Menurut Dr. Ali bin Said bin Shalih ad-Dhauly, seorang guru besar Ushul Fikih dan Syariah di Ahsa, di dalam bukunya Arau al-Mu’tazilati al-Ushuliyah, dari kelima prinsip di atas, prinsip pertama dan kedualah yang dianggap sebagai prinsip utama. At-Tauhid dan al-‘Adlu adalah dua prinsip yang berdiri sendiri tetapi tidak dapat dipisahkan dari lainnya. Oleh karena itu, kalangan Muktazilah sangant bangga menyebut diri merkea sebagai ahlu al-‘adli wa at-tauhid[9]. Kedua prinsip itulah yang pada gilirannya memberikan pengaruh yang besar terhadap pemikiran ushul fikih mereka.
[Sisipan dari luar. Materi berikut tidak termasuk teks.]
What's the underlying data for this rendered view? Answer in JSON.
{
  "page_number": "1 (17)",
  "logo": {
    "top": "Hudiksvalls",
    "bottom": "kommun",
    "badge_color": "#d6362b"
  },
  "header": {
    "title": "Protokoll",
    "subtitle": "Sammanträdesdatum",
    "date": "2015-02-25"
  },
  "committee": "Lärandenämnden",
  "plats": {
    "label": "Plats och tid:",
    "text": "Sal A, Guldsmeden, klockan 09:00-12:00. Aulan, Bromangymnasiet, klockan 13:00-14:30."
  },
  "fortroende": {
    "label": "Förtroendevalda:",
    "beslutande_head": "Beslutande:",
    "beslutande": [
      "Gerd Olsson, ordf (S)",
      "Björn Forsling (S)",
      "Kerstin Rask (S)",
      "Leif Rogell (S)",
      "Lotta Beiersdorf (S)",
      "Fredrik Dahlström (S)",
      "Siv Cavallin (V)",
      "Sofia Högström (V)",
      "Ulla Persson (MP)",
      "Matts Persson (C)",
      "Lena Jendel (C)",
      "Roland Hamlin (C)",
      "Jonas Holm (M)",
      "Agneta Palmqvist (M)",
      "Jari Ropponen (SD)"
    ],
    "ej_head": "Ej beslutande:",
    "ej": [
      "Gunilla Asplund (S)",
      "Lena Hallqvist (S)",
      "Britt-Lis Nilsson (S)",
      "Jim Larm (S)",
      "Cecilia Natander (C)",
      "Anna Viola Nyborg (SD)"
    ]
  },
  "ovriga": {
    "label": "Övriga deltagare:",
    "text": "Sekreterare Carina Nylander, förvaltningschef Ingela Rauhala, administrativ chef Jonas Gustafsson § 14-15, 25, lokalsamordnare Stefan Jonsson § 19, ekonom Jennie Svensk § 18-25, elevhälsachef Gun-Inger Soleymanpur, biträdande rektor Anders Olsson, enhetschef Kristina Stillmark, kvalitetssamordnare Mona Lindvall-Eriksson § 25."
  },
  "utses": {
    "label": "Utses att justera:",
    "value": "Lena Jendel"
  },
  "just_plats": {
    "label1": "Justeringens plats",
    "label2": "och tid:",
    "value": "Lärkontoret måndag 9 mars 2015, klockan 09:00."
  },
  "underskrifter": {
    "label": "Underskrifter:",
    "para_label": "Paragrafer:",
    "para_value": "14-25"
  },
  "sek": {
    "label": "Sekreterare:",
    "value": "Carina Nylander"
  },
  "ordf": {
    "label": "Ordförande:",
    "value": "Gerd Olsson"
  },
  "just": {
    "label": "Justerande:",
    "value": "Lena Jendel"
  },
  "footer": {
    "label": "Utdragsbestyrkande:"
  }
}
1. Wajibnya mensyukuri nikmat Allah ta’ala
Al-Qadhi Abdul Jabbar telah menjelaskan masuknya perkara ini kedalam ashal al-adli atau pokok keadilan. Beliau menjelaskan bahwa salah satu bagian dari ulum al-‘adli adalah kita mengetahui bahwa segala nikmat yang nampak hanyalah berasal dari Allah. Baik nikmat-nikmat tersebut diperoleh langsung dari Allah, atau dengan perantara selain-Nya. Perkara ini dimasukan ke dalam ulum al-‘adl maksudnya adalah Allah membebani kita untuk mensyukuri segala nikmat yang nampak, karena semua nikmat tersebut merupakan bagian dari perbuatan Allah. Jika sekiranya nikmat-nikmat tersebut bukan bagian dari perbuatan-Nya, tentu Ia tidak akan menyuruh kita mensyukurinya, karena itu adalah perbuatan yang buruk.
2. Tidak bolehnya nasakh dalam perkara- perkara ibadah dan perkara-perkara yang ditaklifkan.
Mereka beralasan untuk hal ini bahwa ibadah-ibadah merupakan bagian dari maslahat-maslahat manusia, maka tidak mungkin menghilangkannya (raf’uha). Mereka juga berargumen bahwa perbuatan-perbuatan yang pada esensinya dapat diketahui baik dan buruknya tidak boleh dinasakh.
3. Syari’ tidak boleh menetapkan suatu taklif pada suatu perkara tetapi melarang mengerjakannya.
Alasannya karena memerintahkan atau membebankan untuk mengerjakan sesuatu lalu melarang mengerjakan perbuatan tersebut, atau membuat suatu penghalang untuk mengerjakannya merupakan hal buruk yang tidak mungkin dilakukan oleh Allah.
4. Allah tidak boleh memperdengarkan (menurunkan) kepada mukallaf nash-nash umum yang makhsus tanpa menurunkan nash-nash yang menghususkannya (mukhassis).
Abu Hudzail dan asy-Syahham menerangkan bahwa sekiranya di dalam pengetahuan Allah seseorang mendengar ayat yang zhahirnya umum sedangkan orang itu tidak mendengarkan ayat menghususkannya, maka Allah tidak boleh menurunkan ayat tersebut kecuali bersama ayat yang menghususkannya.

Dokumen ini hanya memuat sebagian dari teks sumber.